I have just published a powerful podcast with Shane Jacob, called Horse talk. Shane talks about his experiences with an alcohol addiction and how it was destroying his life, until he started to feel the moment. As a horseman, he found lots of wisdom from horses. He explained that horses do feel emotion, they just don’t have the same capacity as humans to choose what they do with those emotions. He explained how they feel the moment. They stay in the moment, they experience the discomfort, and they move through it to their next moment in life.
This may not sound like it, but it is an incredibly profound and powerful idea if we embrace it. As Shane was talking, I reflected on the times in my life I didn’t want to deal with certain emotions, such as; fear, anxiety, insecurity, and lack of self-worth. So, rather than feeling the moment, and dealing with the feelings, I masked the moment and pretended everything was okay, when clearly it was not. I can give you loads of examples of how that simple and single poor choice, which I was so good at making, has exploded in my face at some later date. Being sacked as a professional athlete, losing money in business, three divorces, just to name a few.
So, what does ‘feel the moment’ mean? I hear you asking. It simply means, when you feel an emotion of any type, sit with it, allow it, feel it, try to understand it, and then it’s amazing how you will be better able to process it. As I was editing the podcast, and getting it ready to publish, I was feeling my own anxiety, which up until that moment, I was choosing to try and ignore. If you have ever experienced anxiety, you will know it is very difficult to ignore. So, I decided to take Shane’s horse-talk advice. I got up, went for a walk, found a spot on a park bench in the sun, looking over the water, and I sat.
I closed my eyes, I took a deep breath in, and I felt that moment.
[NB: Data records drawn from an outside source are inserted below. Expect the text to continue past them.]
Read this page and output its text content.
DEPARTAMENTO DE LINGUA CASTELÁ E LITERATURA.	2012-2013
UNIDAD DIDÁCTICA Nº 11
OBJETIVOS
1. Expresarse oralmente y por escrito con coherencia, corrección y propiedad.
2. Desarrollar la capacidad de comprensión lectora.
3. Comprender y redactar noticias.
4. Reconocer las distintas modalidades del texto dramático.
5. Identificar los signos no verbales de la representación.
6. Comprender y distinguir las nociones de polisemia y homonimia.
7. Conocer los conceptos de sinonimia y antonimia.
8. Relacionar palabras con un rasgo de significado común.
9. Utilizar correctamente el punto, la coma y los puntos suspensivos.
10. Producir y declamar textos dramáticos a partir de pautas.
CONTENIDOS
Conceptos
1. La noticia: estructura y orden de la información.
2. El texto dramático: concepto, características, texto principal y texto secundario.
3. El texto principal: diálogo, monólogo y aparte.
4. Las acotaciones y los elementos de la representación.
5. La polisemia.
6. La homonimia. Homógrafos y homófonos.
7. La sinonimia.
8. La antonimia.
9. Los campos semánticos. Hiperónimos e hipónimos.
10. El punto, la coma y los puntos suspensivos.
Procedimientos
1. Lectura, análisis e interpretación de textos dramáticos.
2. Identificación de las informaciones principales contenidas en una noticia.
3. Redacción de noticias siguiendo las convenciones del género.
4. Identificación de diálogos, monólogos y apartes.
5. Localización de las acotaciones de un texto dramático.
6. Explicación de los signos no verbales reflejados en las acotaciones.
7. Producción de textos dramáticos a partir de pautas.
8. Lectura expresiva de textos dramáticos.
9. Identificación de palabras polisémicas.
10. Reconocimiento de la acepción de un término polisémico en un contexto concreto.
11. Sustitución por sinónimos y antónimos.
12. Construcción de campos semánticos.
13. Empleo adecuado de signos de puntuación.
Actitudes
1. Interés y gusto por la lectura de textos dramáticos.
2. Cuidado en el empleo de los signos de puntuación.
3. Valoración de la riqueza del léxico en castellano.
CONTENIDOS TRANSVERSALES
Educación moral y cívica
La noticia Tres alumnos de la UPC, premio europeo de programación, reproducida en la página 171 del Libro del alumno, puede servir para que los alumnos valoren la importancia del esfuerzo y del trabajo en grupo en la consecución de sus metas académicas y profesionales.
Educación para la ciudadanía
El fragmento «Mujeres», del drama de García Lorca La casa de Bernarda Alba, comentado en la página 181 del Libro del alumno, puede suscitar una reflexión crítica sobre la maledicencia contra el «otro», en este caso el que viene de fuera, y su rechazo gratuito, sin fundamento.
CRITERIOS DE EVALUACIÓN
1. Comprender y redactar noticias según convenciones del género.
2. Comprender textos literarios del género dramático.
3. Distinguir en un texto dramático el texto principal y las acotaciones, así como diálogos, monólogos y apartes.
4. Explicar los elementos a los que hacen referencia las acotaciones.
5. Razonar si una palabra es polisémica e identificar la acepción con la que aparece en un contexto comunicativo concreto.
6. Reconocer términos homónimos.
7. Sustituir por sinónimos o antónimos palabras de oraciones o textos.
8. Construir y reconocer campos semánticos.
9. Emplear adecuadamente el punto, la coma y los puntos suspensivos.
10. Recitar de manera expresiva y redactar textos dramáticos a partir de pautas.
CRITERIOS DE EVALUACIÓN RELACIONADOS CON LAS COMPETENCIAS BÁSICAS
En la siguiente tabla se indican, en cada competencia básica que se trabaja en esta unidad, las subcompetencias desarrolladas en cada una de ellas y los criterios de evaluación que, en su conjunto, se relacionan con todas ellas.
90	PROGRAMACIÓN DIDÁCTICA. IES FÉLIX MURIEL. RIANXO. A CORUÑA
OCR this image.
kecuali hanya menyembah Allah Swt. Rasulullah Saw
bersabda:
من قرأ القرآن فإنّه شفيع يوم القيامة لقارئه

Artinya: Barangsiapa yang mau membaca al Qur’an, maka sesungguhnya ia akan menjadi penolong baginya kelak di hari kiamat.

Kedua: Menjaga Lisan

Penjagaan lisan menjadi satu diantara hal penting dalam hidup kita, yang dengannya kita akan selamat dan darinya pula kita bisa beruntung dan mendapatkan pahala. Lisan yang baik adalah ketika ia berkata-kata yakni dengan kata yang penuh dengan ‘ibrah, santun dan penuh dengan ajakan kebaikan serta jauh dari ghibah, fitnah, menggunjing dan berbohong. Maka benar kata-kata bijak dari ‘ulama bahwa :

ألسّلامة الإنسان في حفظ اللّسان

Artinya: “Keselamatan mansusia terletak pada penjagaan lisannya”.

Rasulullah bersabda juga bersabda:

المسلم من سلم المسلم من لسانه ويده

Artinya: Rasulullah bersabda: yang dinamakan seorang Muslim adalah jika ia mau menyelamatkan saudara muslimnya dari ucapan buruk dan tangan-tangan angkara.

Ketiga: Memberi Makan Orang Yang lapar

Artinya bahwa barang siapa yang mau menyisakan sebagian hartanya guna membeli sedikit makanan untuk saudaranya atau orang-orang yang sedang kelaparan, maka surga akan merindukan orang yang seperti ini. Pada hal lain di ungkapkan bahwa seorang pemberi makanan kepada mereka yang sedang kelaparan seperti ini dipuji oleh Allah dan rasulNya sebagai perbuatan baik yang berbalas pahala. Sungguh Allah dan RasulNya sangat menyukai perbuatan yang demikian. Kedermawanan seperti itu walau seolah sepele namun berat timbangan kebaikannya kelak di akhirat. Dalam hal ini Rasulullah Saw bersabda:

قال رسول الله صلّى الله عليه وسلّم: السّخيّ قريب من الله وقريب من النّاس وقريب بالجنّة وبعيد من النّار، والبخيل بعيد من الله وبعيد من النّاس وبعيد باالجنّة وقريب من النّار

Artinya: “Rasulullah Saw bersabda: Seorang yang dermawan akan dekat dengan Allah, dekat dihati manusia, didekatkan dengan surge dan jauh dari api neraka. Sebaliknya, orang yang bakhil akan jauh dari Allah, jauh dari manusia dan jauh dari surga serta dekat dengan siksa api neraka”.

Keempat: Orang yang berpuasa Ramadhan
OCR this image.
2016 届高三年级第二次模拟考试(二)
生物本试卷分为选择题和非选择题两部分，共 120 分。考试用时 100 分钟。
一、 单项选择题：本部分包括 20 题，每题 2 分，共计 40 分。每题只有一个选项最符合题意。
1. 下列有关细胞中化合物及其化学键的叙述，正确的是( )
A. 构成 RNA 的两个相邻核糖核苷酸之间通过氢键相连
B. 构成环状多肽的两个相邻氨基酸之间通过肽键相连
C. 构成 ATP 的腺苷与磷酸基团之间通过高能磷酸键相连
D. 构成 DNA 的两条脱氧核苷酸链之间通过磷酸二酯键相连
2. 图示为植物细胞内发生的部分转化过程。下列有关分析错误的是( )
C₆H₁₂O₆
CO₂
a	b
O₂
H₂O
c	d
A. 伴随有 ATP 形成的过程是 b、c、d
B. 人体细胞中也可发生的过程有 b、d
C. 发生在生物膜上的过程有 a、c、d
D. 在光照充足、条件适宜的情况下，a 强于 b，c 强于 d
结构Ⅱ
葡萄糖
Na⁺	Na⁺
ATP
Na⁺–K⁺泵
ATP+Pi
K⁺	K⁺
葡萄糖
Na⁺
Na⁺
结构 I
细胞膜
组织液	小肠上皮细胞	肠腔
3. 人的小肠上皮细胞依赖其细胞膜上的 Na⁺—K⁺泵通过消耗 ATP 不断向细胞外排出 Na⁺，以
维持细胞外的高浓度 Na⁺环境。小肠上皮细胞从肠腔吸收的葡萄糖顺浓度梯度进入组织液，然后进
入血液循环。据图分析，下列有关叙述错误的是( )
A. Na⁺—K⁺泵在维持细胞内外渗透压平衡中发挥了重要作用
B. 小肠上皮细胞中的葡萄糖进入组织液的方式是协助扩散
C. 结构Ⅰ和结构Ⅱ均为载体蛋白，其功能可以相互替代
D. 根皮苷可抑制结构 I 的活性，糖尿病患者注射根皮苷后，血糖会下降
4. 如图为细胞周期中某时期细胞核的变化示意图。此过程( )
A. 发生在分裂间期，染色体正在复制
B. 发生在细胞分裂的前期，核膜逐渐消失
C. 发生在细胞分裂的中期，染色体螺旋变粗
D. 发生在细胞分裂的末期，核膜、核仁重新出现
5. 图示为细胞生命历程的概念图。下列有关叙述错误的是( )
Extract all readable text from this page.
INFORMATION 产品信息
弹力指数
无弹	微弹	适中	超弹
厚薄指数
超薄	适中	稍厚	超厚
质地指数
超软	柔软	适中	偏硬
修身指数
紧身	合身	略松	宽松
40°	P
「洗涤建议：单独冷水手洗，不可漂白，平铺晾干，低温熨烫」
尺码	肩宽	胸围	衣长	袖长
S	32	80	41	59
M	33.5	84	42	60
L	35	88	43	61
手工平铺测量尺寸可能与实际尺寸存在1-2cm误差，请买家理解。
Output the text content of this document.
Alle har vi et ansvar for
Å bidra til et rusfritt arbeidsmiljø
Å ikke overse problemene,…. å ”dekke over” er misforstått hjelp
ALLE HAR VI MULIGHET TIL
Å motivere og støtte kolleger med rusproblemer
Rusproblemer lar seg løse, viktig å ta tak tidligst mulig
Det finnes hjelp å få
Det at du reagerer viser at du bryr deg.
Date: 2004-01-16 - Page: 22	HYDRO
I leaned into the anxiety, I thought about a situation I am currently dealing with that was leading to the fear that was driving the emotion, and again, I sat. I stayed in that moment for about ten minutes. In that time, I validated the feeling, analysed the feeling, I examined my thinking that was leading to the feeling, and all of a sudden, an insight came. It was a different way to look at the situation, and immediately the anxiety was gone. I have to be honest, it was replaced with other emotions, one was peace, the other was anger. Not bad anger, but empowered anger that represented me taking back my power in the situation.
I walked home, and I was very grateful for Shane, and the suggestion to feel the moment. This strategy is not just good for moments when there is fear, anxiety, and resentment. It is also great to feel the moments of joy, gratitude, love, and happiness. To sit with all feelings helps to understand them, embrace them, learn from them, and be able to either keep them, or move through them, as the case may be.
So, as you are reading this blog, I want to encourage you to think of an emotion that you may have buried. One that hurts. Maybe a conflict with someone, a feeling of lack, anger at a certain situation, a comment someone made to you, fear of taking the next step in an area of your life, or anything else. Just know, if you continue to ignore it, stuff it, or mask it, there will be an explosion at some point, leaving a trail of destruction in its wake. Now is the time to feel the moment. Take yourself somewhere peaceful and sit with the feeling. Lean into it, learn from it, process it, and then move through it. Trust me, you will feel so much better as a result.
My other podcast this week is called Mena-power with Natalie Moore. It is an awesome conversation about the feelings associated with menstrual cycles and menopause. It is important to feel the moments, even those affected by our hormones. The more we do, the more we will be able to move through them, with joy, wisdom, and gratitude. Today, test the theory, when you experience any type of emotion, feel the moment.